Les partis de gauche —quand bien même unis dans un prétendu Front populaire— sont divisés et restent prisonniers de schémas de pensée éculés ; Nidaa Tounes s’est fait Hara-kiri et a perdu définitivement tout crédit ; même si on faisait adhérer à son Bureau politique feu Mongi Slim et l’éternel Ali Riahi rien n’y changerait ; Afek Tounes est une réelle pépinière mais n’a aucune chance de devenir un parti de masse ; Machrou Tounes, lancé dans la hâte par Mohsen Marzouk, reste lui-même un vague projet et dont les débuts n’ont rien d’impressionnant ; Badil Tounes, inauguré en grande pompe par Mehdi Jomâa, est une start-up à l’avenir incertain surtout dans un marché politique en crise.
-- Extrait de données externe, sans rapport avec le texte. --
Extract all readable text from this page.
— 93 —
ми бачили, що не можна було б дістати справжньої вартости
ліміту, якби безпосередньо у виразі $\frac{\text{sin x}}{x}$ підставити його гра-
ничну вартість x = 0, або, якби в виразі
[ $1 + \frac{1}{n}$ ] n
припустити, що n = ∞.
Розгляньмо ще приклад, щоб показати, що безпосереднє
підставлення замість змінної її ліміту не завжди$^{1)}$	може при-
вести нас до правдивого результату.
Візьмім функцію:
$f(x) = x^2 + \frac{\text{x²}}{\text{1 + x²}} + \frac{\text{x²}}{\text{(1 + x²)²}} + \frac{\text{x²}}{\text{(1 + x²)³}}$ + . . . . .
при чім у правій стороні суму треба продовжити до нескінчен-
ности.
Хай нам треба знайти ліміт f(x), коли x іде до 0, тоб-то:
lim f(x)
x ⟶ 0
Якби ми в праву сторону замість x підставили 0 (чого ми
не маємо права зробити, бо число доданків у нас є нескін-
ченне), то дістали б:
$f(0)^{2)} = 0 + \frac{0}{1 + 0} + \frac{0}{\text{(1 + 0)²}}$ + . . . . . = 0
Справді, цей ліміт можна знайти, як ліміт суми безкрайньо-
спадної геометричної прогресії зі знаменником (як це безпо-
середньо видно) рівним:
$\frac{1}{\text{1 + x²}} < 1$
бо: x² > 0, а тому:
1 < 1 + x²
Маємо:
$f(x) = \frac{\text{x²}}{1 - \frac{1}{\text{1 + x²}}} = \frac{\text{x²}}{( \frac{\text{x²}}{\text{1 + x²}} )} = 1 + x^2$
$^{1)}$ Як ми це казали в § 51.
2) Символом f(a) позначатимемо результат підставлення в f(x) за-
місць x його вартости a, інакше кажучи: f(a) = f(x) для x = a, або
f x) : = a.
D’aucuns pourraient objecter que les Destouriens sont encore là et ne semblent pas prêts de se retirer définitivement du paysage politique ; L’esprit destourien survivra, mais je crains que les efforts notables d’Abir Moussi ne suffiront pas à redorer un blason que 23 ans de Ben Ali ont définitivement terni.
La faiblesse structurelle de nos partis politiques, le pathétique dans lequel ils sombrent souvent, et leur incapacité patentée à fournir des réponses aux défis qui obscurcissent notre avenir n’empêchent pas l’expression des ambitions personnelles. Si l’on se remémore le grand Barnum de l’élection présidentielle de 2014 à laquelle des ignorants, des contrebandiers et même 2 ou 3 psychopathes ont eu l’audace de postuler, il ne faut pas s’étonner que des têtes s’échauffent à l’approche de celles de 2019.
Une chose est néanmoins sûre : si, en 2014, nous avions un choix facile à savoir départager un homme d’Etat chevronné et réaliste et un agité du bocal qui a failli conduire le pays à la guerre civile, ce sera nettement plus compliqué en 2019. Comme, au surplus, je n’imagine pas un instant que le Président Caïd Essebsi puisse avoir la moindre velléité de se représenter et, ce en dépit de la pitoyable « mounachada » lancé par Néji Jalloul, il faudra bien choisir parmi les prétendants les plus crédibles.
De mon point de vue, le qualificatif de prétendant doit être exclusivement réservé à l’homme politique qui —à deux ans et demi de la prochaine échéance présidentielle—possède objectivement les moyens de ses ambitions. Autrement dit, seul celui ou celle qui a le parcours politique adéquat, les soutiens internes et étrangers, la capacité de mobiliser le financement d’une campagne coûteuse et, bien évidemment, des qualités intellectuelles et du charisme est éligible au qualificatif de prétendant au Bal présidentiel.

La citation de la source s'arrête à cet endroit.